You would think that a veteran interviewer would know better and who knows maybe her producer gave her questions to ask. But then again she has been around for a long time and I would be surprised if she doesn’t have some veto on what she asks. So I guess we are just going to have to go with she has a load of cis het white privilege and doesn’t realise she is being crap. Bet she does now.
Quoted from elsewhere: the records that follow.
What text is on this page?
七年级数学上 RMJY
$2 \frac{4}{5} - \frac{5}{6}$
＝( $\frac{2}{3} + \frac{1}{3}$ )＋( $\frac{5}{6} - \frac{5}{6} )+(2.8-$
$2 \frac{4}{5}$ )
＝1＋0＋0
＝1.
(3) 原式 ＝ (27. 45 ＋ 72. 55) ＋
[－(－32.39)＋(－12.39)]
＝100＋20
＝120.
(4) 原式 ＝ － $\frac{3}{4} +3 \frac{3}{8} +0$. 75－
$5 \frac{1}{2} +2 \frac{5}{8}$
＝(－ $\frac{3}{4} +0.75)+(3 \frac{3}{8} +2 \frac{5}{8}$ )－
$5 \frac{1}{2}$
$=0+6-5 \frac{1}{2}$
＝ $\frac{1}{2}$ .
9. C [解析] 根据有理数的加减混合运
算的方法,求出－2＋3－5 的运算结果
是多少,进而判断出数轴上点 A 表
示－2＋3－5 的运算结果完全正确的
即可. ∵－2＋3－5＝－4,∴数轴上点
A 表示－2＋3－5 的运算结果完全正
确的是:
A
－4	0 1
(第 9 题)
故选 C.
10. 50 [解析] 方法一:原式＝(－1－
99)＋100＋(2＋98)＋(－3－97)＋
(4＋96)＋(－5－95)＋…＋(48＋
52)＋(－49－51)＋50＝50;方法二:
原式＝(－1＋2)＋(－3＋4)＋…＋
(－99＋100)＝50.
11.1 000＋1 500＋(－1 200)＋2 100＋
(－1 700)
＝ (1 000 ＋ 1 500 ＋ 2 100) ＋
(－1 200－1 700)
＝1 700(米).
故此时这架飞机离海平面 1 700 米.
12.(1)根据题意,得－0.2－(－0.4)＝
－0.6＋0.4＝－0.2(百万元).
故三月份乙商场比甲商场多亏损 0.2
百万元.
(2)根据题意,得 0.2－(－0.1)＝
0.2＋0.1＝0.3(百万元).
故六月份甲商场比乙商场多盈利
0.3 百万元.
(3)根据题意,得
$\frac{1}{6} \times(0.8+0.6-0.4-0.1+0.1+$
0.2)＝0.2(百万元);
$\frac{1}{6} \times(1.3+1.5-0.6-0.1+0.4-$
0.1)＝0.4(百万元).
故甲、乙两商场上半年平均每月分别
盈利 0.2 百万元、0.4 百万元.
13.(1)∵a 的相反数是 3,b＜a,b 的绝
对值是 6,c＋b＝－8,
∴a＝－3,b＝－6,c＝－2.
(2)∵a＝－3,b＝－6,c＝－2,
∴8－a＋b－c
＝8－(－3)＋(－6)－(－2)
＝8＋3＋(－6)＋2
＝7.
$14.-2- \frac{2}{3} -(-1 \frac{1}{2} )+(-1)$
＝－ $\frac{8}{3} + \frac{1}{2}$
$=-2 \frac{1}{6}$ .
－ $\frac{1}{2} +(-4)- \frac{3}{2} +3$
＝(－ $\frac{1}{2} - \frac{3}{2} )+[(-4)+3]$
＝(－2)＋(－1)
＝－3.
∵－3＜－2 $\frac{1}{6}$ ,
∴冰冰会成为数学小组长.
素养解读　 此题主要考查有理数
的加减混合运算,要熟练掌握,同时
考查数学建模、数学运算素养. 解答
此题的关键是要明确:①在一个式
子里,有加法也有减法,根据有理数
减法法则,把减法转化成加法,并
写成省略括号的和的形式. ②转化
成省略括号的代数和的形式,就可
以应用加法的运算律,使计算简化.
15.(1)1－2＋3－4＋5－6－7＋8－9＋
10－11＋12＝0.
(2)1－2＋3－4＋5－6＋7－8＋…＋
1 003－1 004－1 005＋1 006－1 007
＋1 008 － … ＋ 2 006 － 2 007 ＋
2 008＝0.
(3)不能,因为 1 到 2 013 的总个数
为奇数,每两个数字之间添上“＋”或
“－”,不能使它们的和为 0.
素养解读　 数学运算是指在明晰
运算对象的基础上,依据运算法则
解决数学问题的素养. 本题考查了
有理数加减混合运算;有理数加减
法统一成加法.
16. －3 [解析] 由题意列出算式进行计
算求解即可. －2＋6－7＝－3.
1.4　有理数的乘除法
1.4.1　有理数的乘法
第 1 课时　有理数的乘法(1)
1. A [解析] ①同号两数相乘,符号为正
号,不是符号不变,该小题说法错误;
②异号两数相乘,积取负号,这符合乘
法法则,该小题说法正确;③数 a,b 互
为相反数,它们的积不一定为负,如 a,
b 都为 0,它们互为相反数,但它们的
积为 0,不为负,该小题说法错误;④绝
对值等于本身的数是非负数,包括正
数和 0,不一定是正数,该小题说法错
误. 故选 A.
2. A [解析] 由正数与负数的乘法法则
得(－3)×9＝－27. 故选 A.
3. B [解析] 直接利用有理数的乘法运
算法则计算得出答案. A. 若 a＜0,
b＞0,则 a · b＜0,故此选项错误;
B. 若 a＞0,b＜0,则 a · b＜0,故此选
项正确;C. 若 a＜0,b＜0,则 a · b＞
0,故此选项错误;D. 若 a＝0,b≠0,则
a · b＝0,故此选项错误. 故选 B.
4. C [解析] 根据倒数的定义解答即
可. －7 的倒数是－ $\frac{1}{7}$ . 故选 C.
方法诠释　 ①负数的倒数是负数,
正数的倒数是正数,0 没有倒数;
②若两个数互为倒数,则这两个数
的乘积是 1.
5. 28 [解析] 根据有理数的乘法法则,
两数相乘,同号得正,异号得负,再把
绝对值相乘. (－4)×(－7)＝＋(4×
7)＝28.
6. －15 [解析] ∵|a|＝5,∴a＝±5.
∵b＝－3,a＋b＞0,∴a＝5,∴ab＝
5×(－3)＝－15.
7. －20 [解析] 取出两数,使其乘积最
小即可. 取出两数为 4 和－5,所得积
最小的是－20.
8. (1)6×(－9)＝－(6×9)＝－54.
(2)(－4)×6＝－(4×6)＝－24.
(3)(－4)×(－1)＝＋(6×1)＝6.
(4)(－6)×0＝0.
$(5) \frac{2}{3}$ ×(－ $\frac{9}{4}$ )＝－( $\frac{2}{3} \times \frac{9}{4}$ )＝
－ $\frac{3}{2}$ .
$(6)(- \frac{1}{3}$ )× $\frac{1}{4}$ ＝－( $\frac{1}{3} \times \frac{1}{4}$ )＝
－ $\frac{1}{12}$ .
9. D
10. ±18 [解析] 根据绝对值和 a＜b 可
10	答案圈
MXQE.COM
Categories: arts & entertainment, gender & feminism, media

Tags: , , , , ,

3 replies

  1. Katie Couric’s schtick strikes me pretty much as “ask what I think Middle America wants to know” and sadly she probably read Middle America (and Middle UK, Aus, Canada, NZ etc) pretty right on this one – from everything I read genital status still seems to be one of the questions transfolk are repeatedly confronted by. It says a lot about our deep attachment as a society to essentialist notions of gender, and how far there is yet to go on dismantling the rigid binary norms.

  2. I admit I haven’t read a lot of gender theory, so I’m probably rehashing what someone else has said. But it seems to me, our culture is obsessed with genital status, so much so that the real thing has to be hidden away, too powerful to be witnessed directly under normal circumstances. However, one is expected to signal one’s genital status via clothing, hair style, body language and mannerisms, the whole gender schtick.
    I think most people absorb all those rules so implicitly that they haven’t really thought about the fact that the signalling system is rather arbitrary and can be bypassed or undermined. I don’t think many think about the idea that gender identity might not be all about genital status for everyone. Genital surgery is just icing on the cognitive dissonance cake.
    (as someone with some genetics background, I think the way people use XX and XY as synonyms for woman and man just confirms the genitalia obsession theory. Because when you question them a bit, they usually have only the haziest understanding of what XX and XY mean, what other possibilities there are, how few people honestly know their chromosomal status, and so forth; and they’re usually back to something about genitalia very quickly when I’m around 😉

  3. I wonder if Laverne Cox having a twin brother makes her more employable as an actress portraying trans* characters, since her brother is available to portray pre-transition stage.